Earlier this month, the Children and Family Agency released statistics about child abuse in Japan. In 2022, 72 children died as the result of “abuse,” two fewer than in 2021. However, in recent years this statistic has remained pretty much the same with only slight fluctuations, and according to an agency official quoted in an Asahi Shimbun report on the statistic, the number 72 “is still a big problem.”
The term “abuse” in this case should be qualified. Of the 72 deaths of persons under the age of 16, 56 perished of “abuse that did not involve group suicide,” meaning 16 children died at the hands of a parent or parents who committed suicide along with their children, and since minors are not considered to have agency under such circumstances, they were effectively murdered. Breaking the number down further, 25 of the children were less than 1 year old when they died of abuse, and 9 “were killed” on the day they were born. All of these nine babies were “abandoned,” though it isn’t clear from the Asahi report if the children died of actual violence or neglect. Five of the babies were “abandoned by the mother,” one by “both parents,” and the circumstances of the remaining three are unknown. As far as the agency can tell, six of the mothers of these abandoned children had never been examined by a physician while they were pregnant, and 7 were not in possession of the Mother and Child Handbooks that are routinely given to expectant mothers by medical institutions. In only one case did the agency determine that the mother consulted some form of authority about her pregnancy.
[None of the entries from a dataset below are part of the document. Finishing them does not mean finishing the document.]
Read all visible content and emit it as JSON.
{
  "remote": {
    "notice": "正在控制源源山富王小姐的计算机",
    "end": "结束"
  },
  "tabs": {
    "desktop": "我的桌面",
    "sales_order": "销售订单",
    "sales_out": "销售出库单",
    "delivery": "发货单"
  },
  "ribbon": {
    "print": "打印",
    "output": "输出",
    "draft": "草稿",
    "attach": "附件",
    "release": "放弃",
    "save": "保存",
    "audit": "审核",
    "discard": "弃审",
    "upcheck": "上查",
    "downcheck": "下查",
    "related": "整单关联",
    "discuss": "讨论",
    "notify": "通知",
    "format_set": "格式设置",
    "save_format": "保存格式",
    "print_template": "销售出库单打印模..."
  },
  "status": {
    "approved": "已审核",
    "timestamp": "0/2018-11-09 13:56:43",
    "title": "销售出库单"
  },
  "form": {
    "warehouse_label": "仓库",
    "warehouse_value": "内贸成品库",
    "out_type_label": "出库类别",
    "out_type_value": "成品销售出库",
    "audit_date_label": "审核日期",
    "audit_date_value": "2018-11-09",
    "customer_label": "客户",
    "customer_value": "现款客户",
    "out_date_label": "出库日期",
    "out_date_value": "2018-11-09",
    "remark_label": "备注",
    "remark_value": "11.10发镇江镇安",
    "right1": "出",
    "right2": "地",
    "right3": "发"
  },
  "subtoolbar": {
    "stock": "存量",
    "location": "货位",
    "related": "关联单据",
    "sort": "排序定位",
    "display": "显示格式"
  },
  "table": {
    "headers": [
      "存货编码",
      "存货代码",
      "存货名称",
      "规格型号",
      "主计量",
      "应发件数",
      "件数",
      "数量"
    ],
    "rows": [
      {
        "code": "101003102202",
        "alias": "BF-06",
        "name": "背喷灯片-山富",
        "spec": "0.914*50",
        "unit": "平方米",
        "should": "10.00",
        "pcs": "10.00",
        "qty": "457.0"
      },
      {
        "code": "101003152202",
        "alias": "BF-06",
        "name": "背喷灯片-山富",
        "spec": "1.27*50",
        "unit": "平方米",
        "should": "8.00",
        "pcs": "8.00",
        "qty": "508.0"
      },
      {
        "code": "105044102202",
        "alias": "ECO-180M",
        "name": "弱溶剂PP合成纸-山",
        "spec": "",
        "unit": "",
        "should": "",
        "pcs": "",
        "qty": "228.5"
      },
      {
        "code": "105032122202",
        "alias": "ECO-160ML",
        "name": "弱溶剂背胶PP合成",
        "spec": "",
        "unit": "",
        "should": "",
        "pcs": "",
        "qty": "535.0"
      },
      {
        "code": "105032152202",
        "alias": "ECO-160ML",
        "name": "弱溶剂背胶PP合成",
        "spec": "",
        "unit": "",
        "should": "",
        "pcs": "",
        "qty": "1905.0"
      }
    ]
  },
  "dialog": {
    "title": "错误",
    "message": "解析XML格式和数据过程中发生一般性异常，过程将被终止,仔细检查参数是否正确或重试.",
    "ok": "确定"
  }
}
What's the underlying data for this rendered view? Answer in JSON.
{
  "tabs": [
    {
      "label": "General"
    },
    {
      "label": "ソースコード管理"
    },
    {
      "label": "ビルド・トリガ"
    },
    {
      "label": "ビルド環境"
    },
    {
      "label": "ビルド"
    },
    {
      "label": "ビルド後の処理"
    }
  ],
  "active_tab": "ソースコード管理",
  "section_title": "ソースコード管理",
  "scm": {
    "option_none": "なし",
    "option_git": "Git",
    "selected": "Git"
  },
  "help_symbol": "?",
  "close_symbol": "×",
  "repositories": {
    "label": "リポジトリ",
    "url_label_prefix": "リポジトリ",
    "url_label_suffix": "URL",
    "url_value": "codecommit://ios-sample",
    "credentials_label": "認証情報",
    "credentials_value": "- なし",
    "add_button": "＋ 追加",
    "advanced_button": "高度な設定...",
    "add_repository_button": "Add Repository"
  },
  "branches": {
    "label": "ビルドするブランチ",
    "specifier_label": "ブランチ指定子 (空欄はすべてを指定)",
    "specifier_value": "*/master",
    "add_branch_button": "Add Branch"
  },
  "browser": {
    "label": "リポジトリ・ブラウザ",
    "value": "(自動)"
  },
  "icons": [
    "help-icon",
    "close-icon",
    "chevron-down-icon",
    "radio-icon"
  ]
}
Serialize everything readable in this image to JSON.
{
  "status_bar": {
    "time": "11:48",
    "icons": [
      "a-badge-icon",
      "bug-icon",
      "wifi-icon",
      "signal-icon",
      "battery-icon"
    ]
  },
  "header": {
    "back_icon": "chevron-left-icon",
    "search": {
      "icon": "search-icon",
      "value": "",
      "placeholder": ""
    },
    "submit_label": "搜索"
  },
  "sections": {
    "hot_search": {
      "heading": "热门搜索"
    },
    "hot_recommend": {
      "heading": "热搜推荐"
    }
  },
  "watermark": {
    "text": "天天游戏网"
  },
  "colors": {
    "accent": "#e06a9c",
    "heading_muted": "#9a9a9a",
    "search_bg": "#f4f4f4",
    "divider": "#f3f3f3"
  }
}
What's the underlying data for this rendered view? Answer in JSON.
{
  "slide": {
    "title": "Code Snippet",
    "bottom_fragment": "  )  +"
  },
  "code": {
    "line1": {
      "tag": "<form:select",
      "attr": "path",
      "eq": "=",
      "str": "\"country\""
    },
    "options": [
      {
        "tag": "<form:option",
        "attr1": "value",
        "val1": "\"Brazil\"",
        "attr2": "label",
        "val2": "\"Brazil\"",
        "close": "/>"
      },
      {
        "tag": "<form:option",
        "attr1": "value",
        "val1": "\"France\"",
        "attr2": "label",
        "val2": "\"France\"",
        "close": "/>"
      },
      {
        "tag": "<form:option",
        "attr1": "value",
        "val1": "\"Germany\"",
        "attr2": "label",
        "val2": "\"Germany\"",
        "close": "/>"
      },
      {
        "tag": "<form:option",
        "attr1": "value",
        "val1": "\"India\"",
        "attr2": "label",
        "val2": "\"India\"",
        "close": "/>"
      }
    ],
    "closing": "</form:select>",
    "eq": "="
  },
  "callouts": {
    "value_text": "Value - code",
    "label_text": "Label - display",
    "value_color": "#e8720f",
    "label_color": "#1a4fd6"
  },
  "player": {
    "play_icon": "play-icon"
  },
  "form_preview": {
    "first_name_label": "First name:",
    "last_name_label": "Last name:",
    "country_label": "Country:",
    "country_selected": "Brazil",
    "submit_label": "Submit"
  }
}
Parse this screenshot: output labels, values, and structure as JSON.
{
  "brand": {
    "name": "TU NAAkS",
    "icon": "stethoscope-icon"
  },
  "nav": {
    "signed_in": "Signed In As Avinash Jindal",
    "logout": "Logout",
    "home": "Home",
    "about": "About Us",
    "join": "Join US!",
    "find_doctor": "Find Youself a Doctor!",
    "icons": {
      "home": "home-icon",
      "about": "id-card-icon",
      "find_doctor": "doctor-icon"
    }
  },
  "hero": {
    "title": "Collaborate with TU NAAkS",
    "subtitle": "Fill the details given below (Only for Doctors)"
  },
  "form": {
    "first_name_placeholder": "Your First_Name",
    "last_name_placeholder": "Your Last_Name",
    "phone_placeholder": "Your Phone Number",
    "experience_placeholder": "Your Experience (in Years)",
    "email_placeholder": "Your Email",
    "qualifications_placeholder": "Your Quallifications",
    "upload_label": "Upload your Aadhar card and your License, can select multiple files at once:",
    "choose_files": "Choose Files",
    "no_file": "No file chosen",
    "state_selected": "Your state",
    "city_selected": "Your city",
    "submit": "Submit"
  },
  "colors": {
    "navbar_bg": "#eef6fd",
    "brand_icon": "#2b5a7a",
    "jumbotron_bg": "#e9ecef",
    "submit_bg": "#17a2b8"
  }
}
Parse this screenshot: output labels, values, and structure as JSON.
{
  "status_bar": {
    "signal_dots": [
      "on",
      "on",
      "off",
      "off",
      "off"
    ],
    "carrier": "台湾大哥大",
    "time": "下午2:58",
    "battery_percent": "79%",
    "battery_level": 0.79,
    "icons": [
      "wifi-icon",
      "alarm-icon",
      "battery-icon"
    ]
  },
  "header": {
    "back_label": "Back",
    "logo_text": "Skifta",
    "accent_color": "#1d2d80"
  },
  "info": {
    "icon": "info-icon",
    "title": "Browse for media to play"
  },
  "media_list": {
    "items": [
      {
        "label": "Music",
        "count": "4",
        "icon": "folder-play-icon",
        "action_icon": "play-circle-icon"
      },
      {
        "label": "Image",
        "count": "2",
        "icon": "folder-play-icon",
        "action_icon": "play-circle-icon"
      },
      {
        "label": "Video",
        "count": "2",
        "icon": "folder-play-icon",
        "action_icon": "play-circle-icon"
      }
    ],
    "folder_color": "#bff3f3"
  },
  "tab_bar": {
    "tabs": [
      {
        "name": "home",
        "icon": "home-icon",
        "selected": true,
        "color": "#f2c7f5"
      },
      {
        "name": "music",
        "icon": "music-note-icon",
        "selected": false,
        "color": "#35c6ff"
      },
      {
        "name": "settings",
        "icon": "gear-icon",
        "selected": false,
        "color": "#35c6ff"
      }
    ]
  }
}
The agency’s comment on these statistics acknowledges that some pregnant women and girls need “support” due to poverty or the fact that the pregnancy was unplanned, but doesn’t really offer any solutions. Asahi talked to the head of a psychiatric hospital in Kumamoto Prefecture that works with women who have been convicted of killing and/or abandoning their babies after giving birth alone. The doctor said that such women have a “lower ability to adjust to normal social situations,” a condition known as borderline personality disorder, and tend to have weak or no connections with family and no interaction with authorities, which they don’t tend to trust anyway. A few have been prostitutes, but in any case the “struggles” of these women need to be better understood.